Of course there are areas where I disagree with him. Oddly one day I met someone who knew I was a Catholic, and because of that, was surprised that I liked Hitchens. It was an example of a new intolerance I see creeping in. Just because I disagree with him on God, doesn’t mean I have to reject him and all his work. It’d be astonishly dull to read a writer with whom I agreed on everything anyway. Why bother?
But I was thinking of another topic. In 2002, Martin Amis (who with Clive James and others used to share a regular boozy Friday lunch with Hitchens) wrote Koba the Dread: Laugher and the Twenty Million, an examination of the reign of Stalin and the odd attitude the left wing has taken towards Communism then and now. He related a story where Hitchens told a story at a speech about his days as a Communist, and got a laugh.
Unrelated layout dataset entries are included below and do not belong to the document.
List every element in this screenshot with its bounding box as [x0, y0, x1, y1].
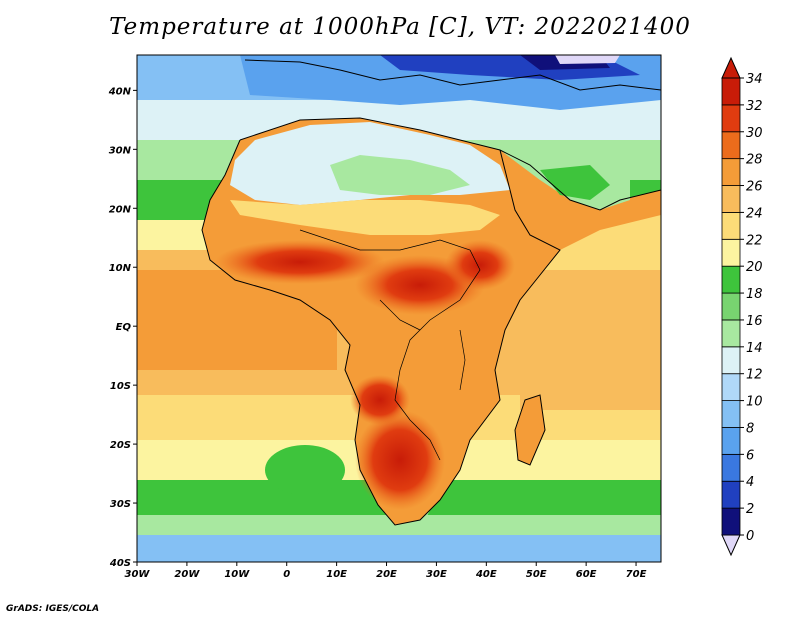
colorbar-tick-label: 34	[746, 72, 763, 87]
colorbar-segment	[721, 238, 741, 267]
credit-label: GrADS: IGES/COLA	[6, 604, 100, 614]
colorbar-tick-label: 14	[746, 341, 763, 356]
colorbar-tick-label: 20	[746, 260, 763, 275]
sahara-green	[330, 155, 470, 195]
lat-tick-label: EQ	[116, 322, 132, 333]
colorbar-segment	[721, 453, 741, 482]
colorbar-segment	[721, 185, 741, 213]
colorbar-tick-label: 10	[746, 395, 763, 410]
longitude-ticks: 30W 20W 10W 0 10E 20E 30E 40E 50E 60E 70E	[125, 562, 647, 580]
west-africa-hot	[215, 240, 385, 284]
temperature-field	[137, 55, 661, 562]
map-frame	[136, 54, 662, 563]
colorbar-tick-label: 16	[746, 314, 763, 329]
europe-coastline	[244, 59, 662, 91]
lon-tick-label: 50E	[526, 569, 547, 580]
latitude-ticks: 40N 30N 20N 10N EQ 10S 20S 30S 40S	[108, 86, 137, 569]
lat-tick-label: 10N	[109, 263, 132, 274]
colorbar-tick-label: 8	[746, 421, 754, 436]
lon-tick-label: 40E	[475, 569, 497, 580]
sahel-yellow	[230, 200, 500, 235]
colorbar-tick-label: 4	[746, 475, 754, 490]
lat-tick-label: 30N	[109, 145, 132, 156]
lat-tick-label: 30S	[110, 499, 131, 510]
southern-africa-hot	[355, 410, 445, 510]
colorbar-segment	[721, 373, 741, 401]
colorbar-tick-label: 28	[746, 153, 763, 168]
colorbar-segment	[721, 131, 741, 160]
lon-tick-label: 20E	[376, 569, 397, 580]
colorbar-segment	[721, 507, 741, 536]
colorbar-segment	[721, 292, 741, 321]
sudan-hot	[445, 240, 515, 290]
chart-title: Temperature at 1000hPa [C], VT: 20220214…	[109, 14, 691, 40]
colorbar-segment	[721, 104, 741, 133]
colorbar-max-triangle	[721, 56, 741, 79]
madagascar-coast	[514, 394, 546, 466]
lon-tick-label: 0	[283, 569, 290, 580]
lon-tick-label: 30E	[426, 569, 447, 580]
colorbar-tick-label: 0	[746, 529, 754, 544]
cape-green	[395, 510, 430, 535]
colorbar-segment	[721, 480, 741, 509]
south-atlantic-green	[265, 445, 345, 495]
colorbar-segment	[721, 319, 741, 348]
lat-tick-label: 40N	[108, 86, 132, 97]
lon-tick-label: 10E	[326, 569, 347, 580]
lat-tick-label: 20S	[110, 440, 131, 451]
lat-tick-label: 20N	[109, 204, 132, 215]
lon-tick-label: 20W	[174, 569, 200, 580]
colorbar-tick-label: 6	[746, 448, 754, 463]
lon-tick-label: 70E	[626, 569, 647, 580]
colorbar-segment	[721, 427, 741, 455]
colorbar-segment	[721, 77, 741, 106]
coastlines	[201, 59, 662, 526]
lon-tick-label: 60E	[576, 569, 597, 580]
lat-tick-label: 40S	[109, 558, 131, 569]
colorbar-segment	[721, 212, 741, 240]
colorbar-tick-label: 12	[746, 368, 763, 383]
europe-below-zero	[555, 55, 620, 64]
country-borders	[299, 229, 481, 461]
arabia-mid	[540, 165, 610, 200]
colorbar-tick-label: 32	[746, 99, 763, 114]
colorbar-tick-label: 26	[746, 180, 763, 195]
southern-ocean-band	[137, 535, 661, 562]
colorbar-segment	[721, 158, 741, 186]
colorbar-segment	[721, 400, 741, 428]
colorbar-tick-label: 2	[746, 502, 754, 517]
lat-tick-label: 10S	[110, 381, 131, 392]
colorbar-tick-label: 30	[746, 126, 763, 141]
colorbar-segment	[721, 265, 741, 294]
colorbar-tick-label: 18	[746, 287, 763, 302]
lon-tick-label: 10W	[224, 569, 250, 580]
colorbar-tick-label: 22	[746, 233, 763, 248]
colorbar-segment	[721, 346, 741, 375]
africa-coastline	[201, 117, 662, 526]
lon-tick-label: 30W	[125, 569, 151, 580]
angola-hot	[350, 375, 410, 425]
colorbar-min-triangle	[721, 534, 741, 557]
indian-ocean-warm	[520, 270, 661, 410]
colorbar-tick-label: 24	[746, 206, 763, 221]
Amis wondered if Hitchens had related a story about his days as a Blackshirt, whether he would have got the laugh, or even been a working writer in modern Britain.
To me he raised a fair point: why do we still look at the USSR, with the Great Terror, the gulags, the use of famine as a tool of oprression, the twenty million dead (some sources would say more), as somehow all right, well-intentioned, while Nazi Germany is beyond the pale? Why is left wing extremism somehow not so bad, while right wing extremism is the greatest form of evil ever? To put it another way, why are we not as appalled by Stalin’s Socialism within One Country as we are by Hitler’s National Socialism? After all, to quote the political pundit Clint Eastwood, if you go far enough right you meet the same idiots coming from the left.
Hitchens didn’t believe this was so. He accused Amis of coming late to the information about the terrors of the USSR, and assuming no-one else knew about it either. I think Hitchens has made a similar mistake. He knew about it, and so assumed everyone else must know about it. And it still doesn’t explain the laugh – in fact, if they do all know about the horror of Stalin’s reign, the laugh becomes even more sinister. But I believe there is an enormous double standard in our attitude towards left-wing totalitarianism and right-wing totalitarianism.
In another column, Hitchens supplies an example of this very phenomenon. He is reviewing the third volume of Victor Klemperer’s diaries. Third? Sure there were only two? Yes, two best-selling volumes about life under Nazi Germany, but a third volume, of life under the Communists in Eastern Berlin, could not get a publisher in the US nor as far as I can tell in Australia. And here it is! A book that tells of life under the Communists cannot get a publisher, even though the author had two best sellers! The interest, the market, is not there. We simply don’t take the terror of Communism with the same gravitas as we do for the terror of Nazism. And why that is, is a question of great interest. Hitchens never makes this connection, and so never turns his considerable mind to it.
But disagreements and argument were the stuff Hitchens thrived on. His work is provocative and entertaining. As a writer and as a man, he was courageous. Everyone is entitled to an opinion. Every one is free to write those opinions and get them published if you can (or blog/twitter them). But it is only if you bring the comparable intellect, knowledge, and integrity that you can be as respected as Christopher Hitchens. I suppose he would have thought me a complete idiot, being religious and all. But I too am sorry I will never again reading something new he has written.